After a long road of work with the city, a planned residential development project four years in the making is closer to being realized.
The more than 2,200 on the waiting list to live at planned homes off of Madonna Road are closer to moving in after Thursday’s pivotal planning meeting.
"The project is designed toward workforce and the people who live here," said Gary Grossman, Coastal Community Builders President.
San Luis Ranch would transform a vacant area creating 580 units and bustling business opportunities.
"This project is desperately needed," Grossman said. "Not only does it provide spectacular housing, it resolves a number of issues that the city has had for long term. We’re really proud how many things its balanced and taken care of."
Thursday’s planning meeting was another step in the long development process with the request to compress the construction phases so residents can have options on the type of unit.
But a number of people spoke against the timeline, saying the impact on transportation needs to be addressed first.
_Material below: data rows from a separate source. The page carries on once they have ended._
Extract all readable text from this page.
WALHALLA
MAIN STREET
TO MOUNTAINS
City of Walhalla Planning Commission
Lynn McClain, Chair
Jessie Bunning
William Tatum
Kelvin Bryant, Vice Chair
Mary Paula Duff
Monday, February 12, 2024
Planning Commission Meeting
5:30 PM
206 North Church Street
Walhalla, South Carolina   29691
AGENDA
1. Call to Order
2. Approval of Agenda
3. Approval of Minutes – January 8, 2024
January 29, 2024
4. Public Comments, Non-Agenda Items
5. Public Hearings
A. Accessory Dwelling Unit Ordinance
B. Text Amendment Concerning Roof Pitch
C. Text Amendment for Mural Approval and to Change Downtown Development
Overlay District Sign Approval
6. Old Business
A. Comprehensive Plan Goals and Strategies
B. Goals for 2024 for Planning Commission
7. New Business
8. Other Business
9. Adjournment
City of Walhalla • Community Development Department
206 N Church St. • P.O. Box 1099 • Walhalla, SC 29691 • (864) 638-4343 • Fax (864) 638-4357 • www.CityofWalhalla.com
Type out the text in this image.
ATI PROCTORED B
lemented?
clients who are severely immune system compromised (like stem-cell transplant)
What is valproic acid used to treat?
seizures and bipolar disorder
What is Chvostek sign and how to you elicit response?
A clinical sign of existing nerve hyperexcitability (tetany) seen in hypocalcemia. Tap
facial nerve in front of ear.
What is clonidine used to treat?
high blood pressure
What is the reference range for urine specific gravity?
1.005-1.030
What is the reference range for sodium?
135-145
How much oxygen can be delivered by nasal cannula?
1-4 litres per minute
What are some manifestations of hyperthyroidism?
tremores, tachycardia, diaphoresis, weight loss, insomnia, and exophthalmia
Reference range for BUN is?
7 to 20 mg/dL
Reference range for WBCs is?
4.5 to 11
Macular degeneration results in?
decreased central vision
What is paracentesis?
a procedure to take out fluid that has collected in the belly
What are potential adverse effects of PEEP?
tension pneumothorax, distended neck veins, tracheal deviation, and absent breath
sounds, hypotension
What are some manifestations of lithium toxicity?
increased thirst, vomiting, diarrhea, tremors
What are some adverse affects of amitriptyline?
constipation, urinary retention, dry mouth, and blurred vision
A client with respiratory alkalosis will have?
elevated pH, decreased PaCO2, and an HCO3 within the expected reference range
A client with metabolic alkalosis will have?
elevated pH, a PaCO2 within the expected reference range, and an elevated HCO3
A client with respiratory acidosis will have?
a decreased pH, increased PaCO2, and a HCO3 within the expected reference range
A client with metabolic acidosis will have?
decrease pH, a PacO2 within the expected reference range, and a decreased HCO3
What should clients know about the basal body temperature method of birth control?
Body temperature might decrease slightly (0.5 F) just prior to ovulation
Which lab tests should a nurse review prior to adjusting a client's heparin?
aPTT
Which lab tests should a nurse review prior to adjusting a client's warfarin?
That includes extending a road over Highway 101.
"We need to have a Prado overcrossing, and city’s bikeway implementation in this area implemented and built as part of the project," said one resident.
"I have to admit that I’m very skeptical of this interchange," said another.
Several others testified developing housing is imperative for the town’s future.
The city projects a $14.2 million benefit from the housing development. It will be the SLO City Council that will make the final decision in July after the Planning Commission approved the measure
"Not only are we addressing workforce housing, we’re doing it in a farm to table manner," Grossman said. "We’re keeping to the agrarian heritage. We’re really excited. I think that its one of a kind and certainly is going to be the leader for communities in our area."
If approved by the City Council, shovels could dig in this fall with the hope of opening for move-in early 2020.
No word on the possible costs of these homes.
Of those on the waiting list, 81 percent work in San Luis Obispo.